U.S. Sen. Martin Heinrich, a Democrat, made the announcement while visiting the state as part of a multi-day tour that also included looking at the potential for more outdoor recreation elsewhere as New Mexico and other western states promote their wide open spaces in hopes of attracting more tourists and more money.
White Sands already brings in about a half-million visitors each year, and Heinrich said designating the area as a national park has been something that community leaders and local elected officials have been pursuing for years.
“Everyone who visits White Sands marvels at its remarkable geology, spectacular scenery and outstanding recreation experiences,” he said in a statement. “And the broad regional support we’ve received for what could be our state’s second national park demonstrates the endless opportunities this designation would offer to communities and local businesses across southern New Mexico.”
With national park status, supporters hope the destination would get more recognition. Entrance fees and access would remain the same.
A study released Friday by the nonprofit research group Headwaters Economics found re-designation of White Sands could result in more than $6 million in new spending and dozens of additional jobs.
The group looked at eight re-designated national parks in California, Colorado, Arizona, and Utah and found visits increased on average by about 20 percent within five years. The parks also had more overnight visits and spending per visitor than monuments.
The study also suggests that the uptick in visitation at national parks following the recession will persist as long as the national economy continues to grow.

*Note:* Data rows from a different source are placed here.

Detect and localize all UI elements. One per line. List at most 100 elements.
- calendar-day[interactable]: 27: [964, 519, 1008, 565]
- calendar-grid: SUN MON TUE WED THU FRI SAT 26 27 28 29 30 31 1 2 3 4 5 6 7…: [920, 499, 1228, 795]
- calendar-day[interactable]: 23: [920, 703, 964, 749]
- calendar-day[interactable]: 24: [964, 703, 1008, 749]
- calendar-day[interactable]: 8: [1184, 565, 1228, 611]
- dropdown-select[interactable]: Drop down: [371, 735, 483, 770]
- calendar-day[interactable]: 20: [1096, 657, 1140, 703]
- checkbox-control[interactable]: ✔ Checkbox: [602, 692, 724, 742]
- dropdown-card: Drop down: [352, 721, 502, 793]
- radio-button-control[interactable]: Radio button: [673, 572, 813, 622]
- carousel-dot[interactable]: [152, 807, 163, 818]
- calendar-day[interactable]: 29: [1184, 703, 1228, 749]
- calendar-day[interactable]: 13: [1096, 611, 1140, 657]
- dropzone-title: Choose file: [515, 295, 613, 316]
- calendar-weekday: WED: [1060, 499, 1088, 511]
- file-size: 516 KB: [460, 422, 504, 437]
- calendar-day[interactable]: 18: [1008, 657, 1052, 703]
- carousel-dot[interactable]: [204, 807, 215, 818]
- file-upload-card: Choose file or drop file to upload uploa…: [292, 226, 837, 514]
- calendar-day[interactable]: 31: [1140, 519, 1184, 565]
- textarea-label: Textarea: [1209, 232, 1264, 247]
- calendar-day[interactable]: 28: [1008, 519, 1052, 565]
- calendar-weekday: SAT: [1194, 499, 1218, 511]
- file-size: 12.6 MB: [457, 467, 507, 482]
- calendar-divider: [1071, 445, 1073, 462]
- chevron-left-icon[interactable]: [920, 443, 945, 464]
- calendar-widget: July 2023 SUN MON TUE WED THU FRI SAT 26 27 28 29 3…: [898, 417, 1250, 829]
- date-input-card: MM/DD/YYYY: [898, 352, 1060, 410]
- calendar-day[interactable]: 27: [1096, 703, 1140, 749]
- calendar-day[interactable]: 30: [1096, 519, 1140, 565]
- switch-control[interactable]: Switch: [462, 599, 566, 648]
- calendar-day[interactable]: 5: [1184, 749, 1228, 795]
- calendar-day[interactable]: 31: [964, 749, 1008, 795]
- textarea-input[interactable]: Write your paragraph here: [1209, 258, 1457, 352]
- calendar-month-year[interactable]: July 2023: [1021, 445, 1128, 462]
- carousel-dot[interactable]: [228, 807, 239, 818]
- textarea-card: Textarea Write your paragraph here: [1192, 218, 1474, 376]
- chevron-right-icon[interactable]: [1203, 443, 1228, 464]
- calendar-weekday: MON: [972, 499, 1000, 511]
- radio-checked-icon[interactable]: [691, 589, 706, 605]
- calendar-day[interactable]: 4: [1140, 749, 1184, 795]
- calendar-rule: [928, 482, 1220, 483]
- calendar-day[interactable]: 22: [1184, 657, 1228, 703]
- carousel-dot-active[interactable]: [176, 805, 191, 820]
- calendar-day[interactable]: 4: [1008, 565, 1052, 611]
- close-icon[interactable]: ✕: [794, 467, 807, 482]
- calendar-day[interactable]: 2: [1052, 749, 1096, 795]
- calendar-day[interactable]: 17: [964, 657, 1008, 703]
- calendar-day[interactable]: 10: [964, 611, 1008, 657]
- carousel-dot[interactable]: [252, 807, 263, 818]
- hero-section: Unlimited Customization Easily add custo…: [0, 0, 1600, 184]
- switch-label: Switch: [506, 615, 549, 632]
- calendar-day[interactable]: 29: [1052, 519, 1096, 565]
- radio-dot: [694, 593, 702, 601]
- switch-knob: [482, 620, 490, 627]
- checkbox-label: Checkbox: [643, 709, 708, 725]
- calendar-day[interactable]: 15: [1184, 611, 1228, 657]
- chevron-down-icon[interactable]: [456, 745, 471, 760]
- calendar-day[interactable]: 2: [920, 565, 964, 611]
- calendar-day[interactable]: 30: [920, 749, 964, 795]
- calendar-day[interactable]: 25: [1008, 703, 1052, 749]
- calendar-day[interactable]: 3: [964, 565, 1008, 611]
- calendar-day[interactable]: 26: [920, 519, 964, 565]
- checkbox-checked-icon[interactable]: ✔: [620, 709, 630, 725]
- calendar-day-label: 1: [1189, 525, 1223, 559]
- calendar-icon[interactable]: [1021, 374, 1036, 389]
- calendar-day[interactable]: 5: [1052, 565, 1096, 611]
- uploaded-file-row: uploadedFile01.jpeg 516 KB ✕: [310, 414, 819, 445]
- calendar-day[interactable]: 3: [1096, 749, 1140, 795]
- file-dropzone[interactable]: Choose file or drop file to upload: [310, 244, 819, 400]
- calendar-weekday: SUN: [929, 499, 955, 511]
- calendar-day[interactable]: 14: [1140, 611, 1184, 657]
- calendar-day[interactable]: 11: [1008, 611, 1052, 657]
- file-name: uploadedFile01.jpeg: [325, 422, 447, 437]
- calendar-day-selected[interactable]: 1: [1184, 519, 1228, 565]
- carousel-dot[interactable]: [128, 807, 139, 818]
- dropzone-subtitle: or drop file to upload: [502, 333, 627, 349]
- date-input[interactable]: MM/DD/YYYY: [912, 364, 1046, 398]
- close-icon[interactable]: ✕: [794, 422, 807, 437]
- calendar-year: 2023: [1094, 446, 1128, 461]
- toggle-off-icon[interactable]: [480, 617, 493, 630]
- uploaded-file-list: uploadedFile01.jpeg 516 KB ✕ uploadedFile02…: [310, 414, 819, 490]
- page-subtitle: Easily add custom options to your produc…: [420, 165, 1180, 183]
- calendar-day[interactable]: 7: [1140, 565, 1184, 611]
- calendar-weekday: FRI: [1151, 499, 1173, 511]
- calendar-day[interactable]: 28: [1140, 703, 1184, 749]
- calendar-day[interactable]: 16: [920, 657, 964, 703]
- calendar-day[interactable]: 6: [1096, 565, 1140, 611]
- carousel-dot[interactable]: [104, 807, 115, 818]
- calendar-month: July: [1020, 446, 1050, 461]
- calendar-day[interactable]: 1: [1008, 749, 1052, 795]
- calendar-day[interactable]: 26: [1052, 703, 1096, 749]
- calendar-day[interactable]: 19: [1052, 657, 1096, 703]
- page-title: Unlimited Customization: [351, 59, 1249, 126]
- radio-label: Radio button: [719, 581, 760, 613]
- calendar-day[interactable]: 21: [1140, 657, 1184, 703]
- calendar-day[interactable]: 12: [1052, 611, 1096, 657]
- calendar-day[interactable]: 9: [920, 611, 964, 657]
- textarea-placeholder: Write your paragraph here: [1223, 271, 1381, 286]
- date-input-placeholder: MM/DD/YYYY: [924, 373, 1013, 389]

White Sands was established as a monument in 1933 by President Herbert Hoover to preserve the dunes and additional features of scenic, scientific and educational interest.
Supporters have said the monument contains a more diverse set of archaeological and scientific resources that were first known, including the recent discovery of Ice Age fossilized footprints and sloth tracks.
The monument has the largest collection of fossilized tracks in gypsum in the world, from saber-toothed cats and wooly mammoths to ancient camels.
Thousands of hearth sites where early inhabitants built campfires also have been preserved in the dunes in ways not found elsewhere, and scientists are finding new species and subspecies of insects and reptiles that have adapted to the unique conditions.
White Sands is bordered by a military missile range. The legislation would clear the way for a land trade with the U.S. Army that has been in the works since the 1970s.
An additional 9 square miles (23 square kilometers) would be transferred to White Sands and park officials would take over management of another area currently within the monument’s boundary. Nearly 6 square miles (15 square kilometers) would be transferred to the Army.
Situated in the Tularosa Basin, the monument currently spans 224 square miles (360 square kilometers) with the dune field stretching across parts of the monument and the missile range.
Under the proposal, existing agreements would remain in place between the military and the National Park Service to protect the use of airspace and testing grounds for the missile range, nearby Holloman Air Force Base and Fort Bliss.